So, I have the following two dataframes and my ideal output is to get open_orders reduced by cancel_orders so I know how many open_orders I have.
Desired Output:
df_total_orders
order_id business_symbol open_orders
0 a1b2c3111111 AA 0.0
1 4kl3l2242244 AAA 0.0
2 21312a224144 BBB 0.0
3 124f32rv2323 CCC 0.0
4 2412dfe21edf DDD 0.0
5555
What I have now:
df_add_orders (this dataframe contains duplicates in the order id column)
order_id business_symbol open_orders
0 a1b2c3111111 AA 100.0
1 4kl3l2242244 AAA 1000.0
2 21312a224144 BBB 1000.0
3 124f32rv2323 CCC 1000.0
4 2412dfe21edf DDD 1000.0
10000
df_cancel_orders (this dataframe contains duplicates in the order id column)
order_id cancel_orders
0 a1b2c3111111 100.0
1 4kl3l2242244 1000.0
2 21312a224144 1000.0
3 124f32rv2323 1000.0
4 2412dfe21edf 1000.0
4000
I am using the following group by to get the total open orders, but it's removing my symbols with the output.

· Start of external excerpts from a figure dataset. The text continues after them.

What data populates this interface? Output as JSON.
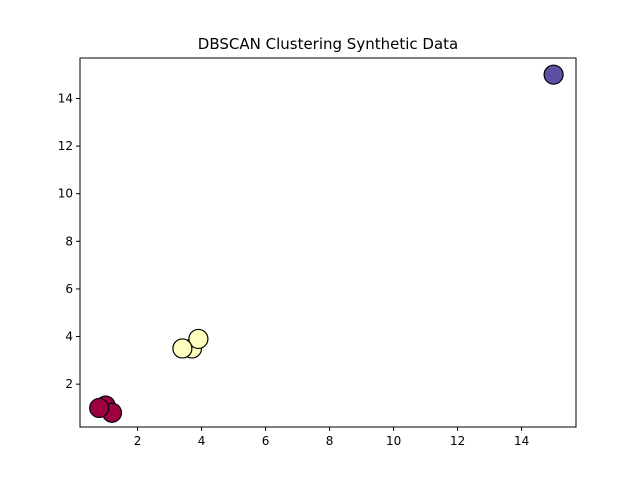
{
  "chart_data": {
    "type": "scatter",
    "title": "DBSCAN Clustering Synthetic Data",
    "xlabel": "",
    "ylabel": "",
    "xlim": [
      0.2,
      15.7
    ],
    "ylim": [
      0.2,
      15.7
    ],
    "x_ticks": [
      2,
      4,
      6,
      8,
      10,
      12,
      14
    ],
    "y_ticks": [
      2,
      4,
      6,
      8,
      10,
      12,
      14
    ],
    "grid": false,
    "legend": "none",
    "series": [
      {
        "cluster": 0,
        "color": "#9e0142",
        "points": [
          {
            "x": 1.0,
            "y": 1.1
          },
          {
            "x": 1.2,
            "y": 0.8
          },
          {
            "x": 0.8,
            "y": 1.0
          }
        ]
      },
      {
        "cluster": 1,
        "color": "#ffffbf",
        "points": [
          {
            "x": 3.7,
            "y": 3.5
          },
          {
            "x": 3.9,
            "y": 3.9
          },
          {
            "x": 3.4,
            "y": 3.5
          }
        ]
      },
      {
        "cluster": 2,
        "color": "#5e4fa2",
        "points": [
          {
            "x": 15.0,
            "y": 15.0
          }
        ]
      }
    ]
  }
}
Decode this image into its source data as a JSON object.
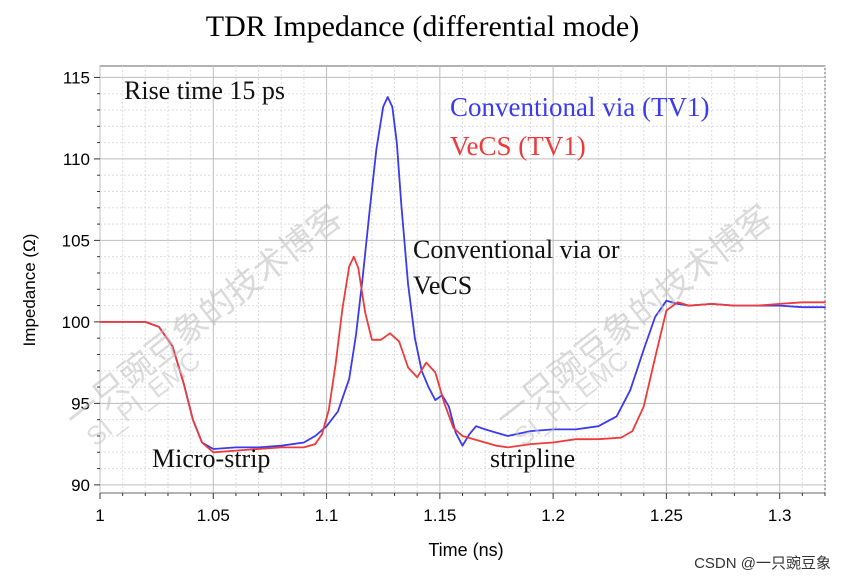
{
  "chart_data": {
    "type": "line",
    "title": "TDR Impedance (differential mode)",
    "xlabel": "Time (ns)",
    "ylabel": "Impedance (Ω)",
    "xlim": [
      1.0,
      1.32
    ],
    "ylim": [
      89.5,
      115.7
    ],
    "xticks": [
      "1",
      "1.05",
      "1.1",
      "1.15",
      "1.2",
      "1.25",
      "1.3"
    ],
    "yticks": [
      "90",
      "95",
      "100",
      "105",
      "110",
      "115"
    ],
    "grid": true,
    "legend_position": "top-right",
    "series": [
      {
        "name": "Conventional via (TV1)",
        "color": "#3a3aee",
        "x": [
          1.0,
          1.02,
          1.026,
          1.032,
          1.037,
          1.041,
          1.045,
          1.05,
          1.06,
          1.07,
          1.08,
          1.09,
          1.095,
          1.1,
          1.105,
          1.11,
          1.113,
          1.116,
          1.119,
          1.122,
          1.125,
          1.127,
          1.129,
          1.131,
          1.133,
          1.136,
          1.139,
          1.142,
          1.145,
          1.148,
          1.151,
          1.154,
          1.157,
          1.16,
          1.163,
          1.166,
          1.17,
          1.175,
          1.18,
          1.19,
          1.2,
          1.21,
          1.22,
          1.228,
          1.234,
          1.24,
          1.245,
          1.25,
          1.255,
          1.26,
          1.27,
          1.28,
          1.29,
          1.3,
          1.31,
          1.32
        ],
        "y": [
          100.0,
          100.0,
          99.7,
          98.5,
          96.2,
          94.0,
          92.6,
          92.2,
          92.3,
          92.3,
          92.4,
          92.6,
          93.0,
          93.6,
          94.5,
          96.5,
          99.2,
          102.8,
          106.8,
          110.6,
          113.2,
          113.8,
          113.2,
          111.0,
          107.2,
          102.3,
          99.0,
          97.0,
          96.0,
          95.2,
          95.5,
          94.8,
          93.2,
          92.4,
          93.1,
          93.6,
          93.4,
          93.2,
          93.0,
          93.3,
          93.4,
          93.4,
          93.6,
          94.2,
          95.8,
          98.3,
          100.3,
          101.3,
          101.1,
          101.0,
          101.1,
          101.0,
          101.0,
          101.0,
          100.9,
          100.9
        ]
      },
      {
        "name": "VeCS (TV1)",
        "color": "#ee3a3a",
        "x": [
          1.0,
          1.02,
          1.026,
          1.032,
          1.037,
          1.041,
          1.045,
          1.05,
          1.06,
          1.07,
          1.08,
          1.09,
          1.095,
          1.098,
          1.101,
          1.104,
          1.107,
          1.11,
          1.112,
          1.114,
          1.117,
          1.12,
          1.124,
          1.128,
          1.132,
          1.136,
          1.14,
          1.144,
          1.148,
          1.152,
          1.156,
          1.16,
          1.165,
          1.17,
          1.175,
          1.18,
          1.19,
          1.2,
          1.21,
          1.22,
          1.23,
          1.235,
          1.24,
          1.245,
          1.25,
          1.255,
          1.26,
          1.27,
          1.28,
          1.29,
          1.3,
          1.31,
          1.32
        ],
        "y": [
          100.0,
          100.0,
          99.7,
          98.5,
          96.2,
          94.0,
          92.6,
          92.0,
          92.1,
          92.2,
          92.3,
          92.3,
          92.5,
          93.1,
          94.6,
          97.4,
          100.8,
          103.4,
          104.0,
          103.3,
          100.6,
          98.9,
          98.9,
          99.3,
          98.8,
          97.2,
          96.6,
          97.5,
          96.9,
          95.0,
          93.5,
          93.0,
          92.8,
          92.6,
          92.4,
          92.3,
          92.5,
          92.6,
          92.8,
          92.8,
          92.9,
          93.3,
          94.8,
          97.8,
          100.7,
          101.2,
          101.0,
          101.1,
          101.0,
          101.0,
          101.1,
          101.2,
          101.2
        ]
      }
    ],
    "annotations": [
      "Rise time 15 ps",
      "Conventional via or",
      "VeCS",
      "Micro-strip",
      "stripline"
    ]
  },
  "watermarks": {
    "left_cn": "一只豌豆象的技术博客",
    "left_en": "SI_PI_EMC",
    "right_cn": "一只豌豆象的技术博客",
    "right_en": "SI_PI_EMC"
  },
  "credit": "CSDN @一只豌豆象"
}
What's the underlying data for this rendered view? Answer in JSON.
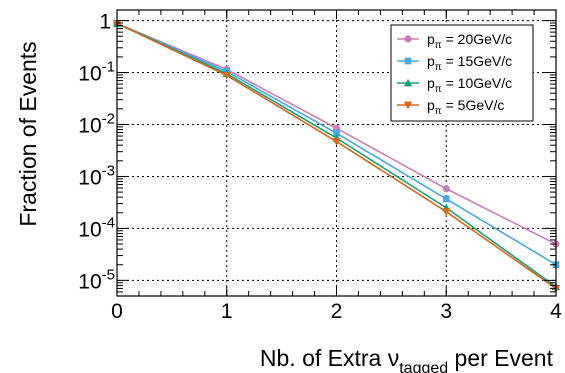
{
  "chart_data": {
    "type": "line",
    "xlabel": "Nb. of Extra ν_tagged per Event",
    "xlabel_parts": {
      "prefix": "Nb. of Extra ",
      "symbol": "ν",
      "subscript": "tagged",
      "suffix": " per Event"
    },
    "ylabel": "Fraction of Events",
    "x": [
      0,
      1,
      2,
      3,
      4
    ],
    "xlim": [
      0,
      4
    ],
    "ylim": [
      5e-06,
      1.6
    ],
    "yscale": "log",
    "grid": true,
    "legend_position": "top-right",
    "x_ticks": [
      "0",
      "1",
      "2",
      "3",
      "4"
    ],
    "y_ticks": [
      {
        "value": 1,
        "base": "1",
        "exp": ""
      },
      {
        "value": 0.1,
        "base": "10",
        "exp": "-1"
      },
      {
        "value": 0.01,
        "base": "10",
        "exp": "-2"
      },
      {
        "value": 0.001,
        "base": "10",
        "exp": "-3"
      },
      {
        "value": 0.0001,
        "base": "10",
        "exp": "-4"
      },
      {
        "value": 1e-05,
        "base": "10",
        "exp": "-5"
      }
    ],
    "series": [
      {
        "name": "p_π = 20GeV/c",
        "label_base": "p",
        "label_sub": "π",
        "label_rest": " = 20GeV/c",
        "color": "#c97fb4",
        "marker": "circle",
        "values": [
          0.88,
          0.115,
          0.0085,
          0.00058,
          5e-05
        ]
      },
      {
        "name": "p_π = 15GeV/c",
        "label_base": "p",
        "label_sub": "π",
        "label_rest": " = 15GeV/c",
        "color": "#4aa8de",
        "marker": "square",
        "values": [
          0.88,
          0.105,
          0.0068,
          0.00037,
          2e-05
        ]
      },
      {
        "name": "p_π = 10GeV/c",
        "label_base": "p",
        "label_sub": "π",
        "label_rest": " = 10GeV/c",
        "color": "#1e9e78",
        "marker": "triangle-up",
        "values": [
          0.88,
          0.095,
          0.0055,
          0.00025,
          7.5e-06
        ]
      },
      {
        "name": "p_π = 5GeV/c",
        "label_base": "p",
        "label_sub": "π",
        "label_rest": " = 5GeV/c",
        "color": "#d2691e",
        "marker": "triangle-down",
        "values": [
          0.88,
          0.088,
          0.0047,
          0.00021,
          7e-06
        ]
      }
    ]
  }
}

df_add_orders_group = df_add_orders.groupby(['order_id'], as_index=False)['open_orders'].sum()
df_add_orders_group
order_id open_orders
0 a1b2c3111111 110.0
1 4kl3l2242244 1200.0
2 21312a224144 1500.0
3 124f32rv2323 1500.0
4 2412dfe21edf 1500.0
5000
I am then subtracting closed orders
df_cancel_orders_group = df_cancel_orders.groupby(['order_id'], as_index=False)['cancel_orders'].sum()
but I want to keep the symbols so I can compare the total open orders and I need some way to merge the result of the subtraction with the main df_add_orders and also clean up order_id to sum duplicates.